FAVORY Jean-Baptiste, « L’orchestre virtuel dans « Gravity » – Jean-Baptiste FAVORY », Articles [En ligne], Web-revue des industries culturelles et numériques, 2014, mis en ligne le 1er octobre 2014. URL : https://industrie-culturelle.fr/industrie-culturelle/orchestre-virtuel-gravity-jean-baptiste-favory/
Jean-Baptiste Favory est musicien et compositeur de musique électroacoutique. Il a également composé pour des documentaires et des pièces de théâtre. Derniers disques parus : Unisono (Entr’acte, 2010) ; Big Endings (Entr’acte 2009) ; Des sphères (Monotype, 2008). site perso : http://eljibi.free.fr/
Bravo pour ton article clair et sympa. Je crois aussi que l’avenir de l’orchestre symphonique est dans cette hybridation des orchestre virtuels avec le sound-design. C’est une sorte de dépassement et sublimation de l’orchestre symphonique tel que nous l’avons connu, qui le rend plus accessible, plus créatif (sans conflits avec les musiciens des orchestres !!!…) et qui peut se manifester au-delà de leurs lieux géographiques de références (philharmonies, etc.) ; donc accessible à des millions de compositeur. Il s’agit donc bien d’une “révolution démocratique”. Et même si actuellement la majorité des compositeurs qui utilisent ces possibilités sont plutôt tournés vers des musiques + / – commerciales, si j’avais vingt ans aujourd’hui je me tournerai dans ces directions là (et d’autres musiciens, d’une formation plus solides et “savantes” le feront). Ce qui m’éviterai toutes les pénibles mésaventures sociales que j’ai connu avec les éditeurs et les (vrais) orchestres tout au long de ma vie…

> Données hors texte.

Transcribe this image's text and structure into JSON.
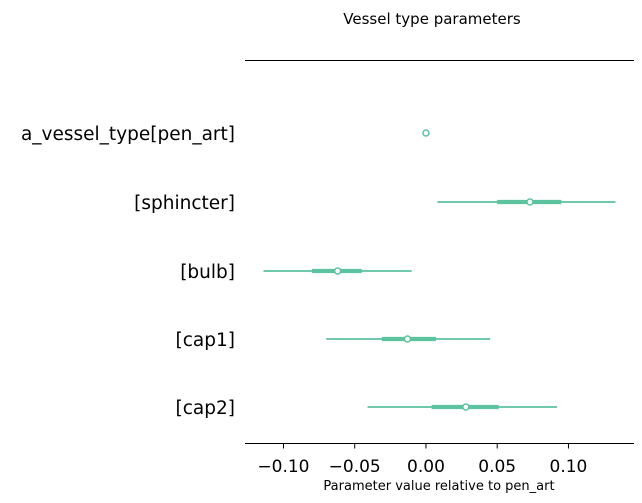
{
  "chart_data": {
    "type": "forest",
    "title": "Vessel type parameters",
    "xlabel": "Parameter value relative to pen_art",
    "ylabel": "",
    "xlim": [
      -0.127,
      0.146
    ],
    "x_ticks": [
      -0.1,
      -0.05,
      0.0,
      0.05,
      0.1
    ],
    "x_tick_labels": [
      "−0.10",
      "−0.05",
      "0.00",
      "0.05",
      "0.10"
    ],
    "color": "#5cc39e",
    "grid": false,
    "parameters": [
      {
        "label": "a_vessel_type[pen_art]",
        "mean": 0.0,
        "hdi_low": 0.0,
        "hdi_high": 0.0,
        "iqr_low": 0.0,
        "iqr_high": 0.0
      },
      {
        "label": "[sphincter]",
        "mean": 0.073,
        "hdi_low": 0.008,
        "hdi_high": 0.133,
        "iqr_low": 0.05,
        "iqr_high": 0.095
      },
      {
        "label": "[bulb]",
        "mean": -0.062,
        "hdi_low": -0.114,
        "hdi_high": -0.01,
        "iqr_low": -0.08,
        "iqr_high": -0.045
      },
      {
        "label": "[cap1]",
        "mean": -0.013,
        "hdi_low": -0.07,
        "hdi_high": 0.045,
        "iqr_low": -0.031,
        "iqr_high": 0.007
      },
      {
        "label": "[cap2]",
        "mean": 0.028,
        "hdi_low": -0.041,
        "hdi_high": 0.092,
        "iqr_low": 0.004,
        "iqr_high": 0.051
      }
    ]
  }
}
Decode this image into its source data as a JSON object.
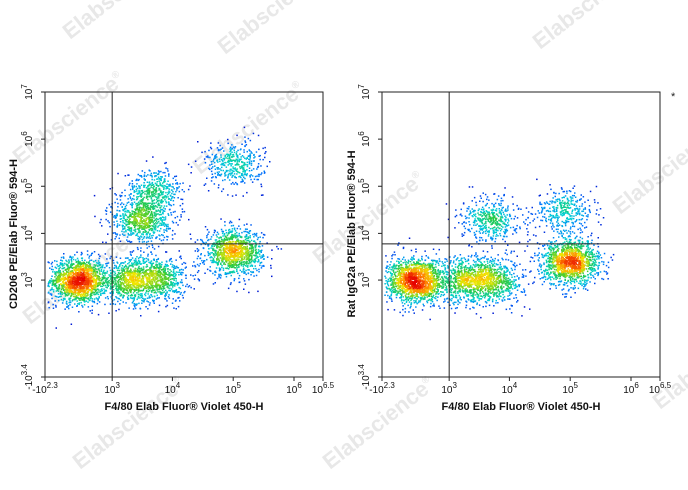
{
  "watermark": {
    "text": "Elabscience",
    "registered_mark": "®"
  },
  "corner_mark": "*",
  "chart_data": [
    {
      "type": "scatter",
      "xlabel": "F4/80 Elab Fluor® Violet 450-H",
      "ylabel": "CD206 PE/Elab Fluor® 594-H",
      "x_scale": "biexponential",
      "y_scale": "biexponential",
      "xlim": [
        -200,
        3000000
      ],
      "ylim": [
        -2500,
        10000000
      ],
      "x_ticks": [
        {
          "value": -200,
          "base": "-10",
          "exp": "2.3"
        },
        {
          "value": 1000,
          "base": "10",
          "exp": "3"
        },
        {
          "value": 10000,
          "base": "10",
          "exp": "4"
        },
        {
          "value": 100000,
          "base": "10",
          "exp": "5"
        },
        {
          "value": 1000000,
          "base": "10",
          "exp": "6"
        },
        {
          "value": 3000000,
          "base": "10",
          "exp": "6.5"
        }
      ],
      "y_ticks": [
        {
          "value": -2500,
          "base": "-10",
          "exp": "3.4"
        },
        {
          "value": 1000,
          "base": "10",
          "exp": "3"
        },
        {
          "value": 10000,
          "base": "10",
          "exp": "4"
        },
        {
          "value": 100000,
          "base": "10",
          "exp": "5"
        },
        {
          "value": 1000000,
          "base": "10",
          "exp": "6"
        },
        {
          "value": 10000000,
          "base": "10",
          "exp": "7"
        }
      ],
      "quadrant_gate": {
        "x": 1000,
        "y": 6000
      },
      "populations": [
        {
          "x": 200,
          "y": 1000,
          "n": 1500
        },
        {
          "x": 5500,
          "y": 1100,
          "n": 700
        },
        {
          "x": 1800,
          "y": 1000,
          "n": 650
        },
        {
          "x": 100000,
          "y": 4000,
          "n": 1100
        },
        {
          "x": 5000,
          "y": 80000,
          "n": 450
        },
        {
          "x": 100000,
          "y": 300000,
          "n": 400
        },
        {
          "x": 3000,
          "y": 20000,
          "n": 700
        }
      ],
      "grid": false,
      "legend": "none"
    },
    {
      "type": "scatter",
      "xlabel": "F4/80 Elab Fluor® Violet 450-H",
      "ylabel": "Rat IgG2a PE/Elab Fluor® 594-H",
      "x_scale": "biexponential",
      "y_scale": "biexponential",
      "xlim": [
        -200,
        3000000
      ],
      "ylim": [
        -2500,
        10000000
      ],
      "x_ticks": [
        {
          "value": -200,
          "base": "-10",
          "exp": "2.3"
        },
        {
          "value": 1000,
          "base": "10",
          "exp": "3"
        },
        {
          "value": 10000,
          "base": "10",
          "exp": "4"
        },
        {
          "value": 100000,
          "base": "10",
          "exp": "5"
        },
        {
          "value": 1000000,
          "base": "10",
          "exp": "6"
        },
        {
          "value": 3000000,
          "base": "10",
          "exp": "6.5"
        }
      ],
      "y_ticks": [
        {
          "value": -2500,
          "base": "-10",
          "exp": "3.4"
        },
        {
          "value": 1000,
          "base": "10",
          "exp": "3"
        },
        {
          "value": 10000,
          "base": "10",
          "exp": "4"
        },
        {
          "value": 100000,
          "base": "10",
          "exp": "5"
        },
        {
          "value": 1000000,
          "base": "10",
          "exp": "6"
        },
        {
          "value": 10000000,
          "base": "10",
          "exp": "7"
        }
      ],
      "quadrant_gate": {
        "x": 1000,
        "y": 6000
      },
      "populations": [
        {
          "x": 200,
          "y": 1000,
          "n": 1500
        },
        {
          "x": 5500,
          "y": 1000,
          "n": 650
        },
        {
          "x": 1800,
          "y": 1000,
          "n": 650
        },
        {
          "x": 100000,
          "y": 2500,
          "n": 1300
        },
        {
          "x": 5000,
          "y": 20000,
          "n": 450
        },
        {
          "x": 80000,
          "y": 30000,
          "n": 350
        }
      ],
      "grid": false,
      "legend": "none"
    }
  ]
}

Je pense réellement que le futur de l’orchestre est là. Notamment (comme tu le dis) les échelles en micro-tons. Quand je vois mes copains, très sérieux et très engagés, qui se sont efforcés toute leur vie de faire accorder les orchestres en sixième de ton !… Quel travail ! Et quelles difficultés ! Les historiens constatent qu’avec l’orchestre symphonique, l’histoire enregistre la présence des compositeurs à ses côtés pour le faire évoluer depuis pratiquement Beethoven (qui “dirige”, alors que ce n’était pas tellement l’habitude, et inaugure le “chef d’orchestre romantique”, dont l’importance s’amplifie jusqu’à notre époque) ; puis l’apparition de nouveaux instruments et techniques à travers Berlioz, Wagner, Stravinsky, et beaucoup d’autres jusqu’à la seconde moitié du XXème siècle (Boulez – harpes en quart de ton -, Stockhausen – spatialisation -, etc.). Et ces mêmes historiens constatent désormais cette énorme immobilisation depuis plusieurs décennies, avec le retour vers une sorte de “restauration symphonique” néo-tonale (et c’est vrai que l’orchestre symphonique sonne parfaitement bien avec les musiques tonales, puisqu’il a été fait pour cela !). C’est la preuve que le phénomène historique du “développement de l’orchestre symphonique” est obligé de basculer vers les nouvelles technologies, et donc “échappe” totalement et concrètement à l’orchestre “réel”… lequel ne pourra devenir qu’un musée… Les orchestres symphoniques poseront des problèmes sociologiques majeurs, parce qu’il sera difficile de les “fermer” comme des mines de charbon !
amicalement,
Jean-Claude Eloy
Site perso : http://www.eloyjeanclaude.com/
NDE : Ancien élève de Pierre Boulez, Jean-Claude Eloy est un compositeur français majeur de pièces orchestrales et depuis 1972, électroacoustiques (« Shanti », 1972-3 ; « Gaku-no-michi », 1977-8 ; « Anâhata », 1984-6). Il tente d’effectuer la synthèse entre musique orientale et musique occidentale.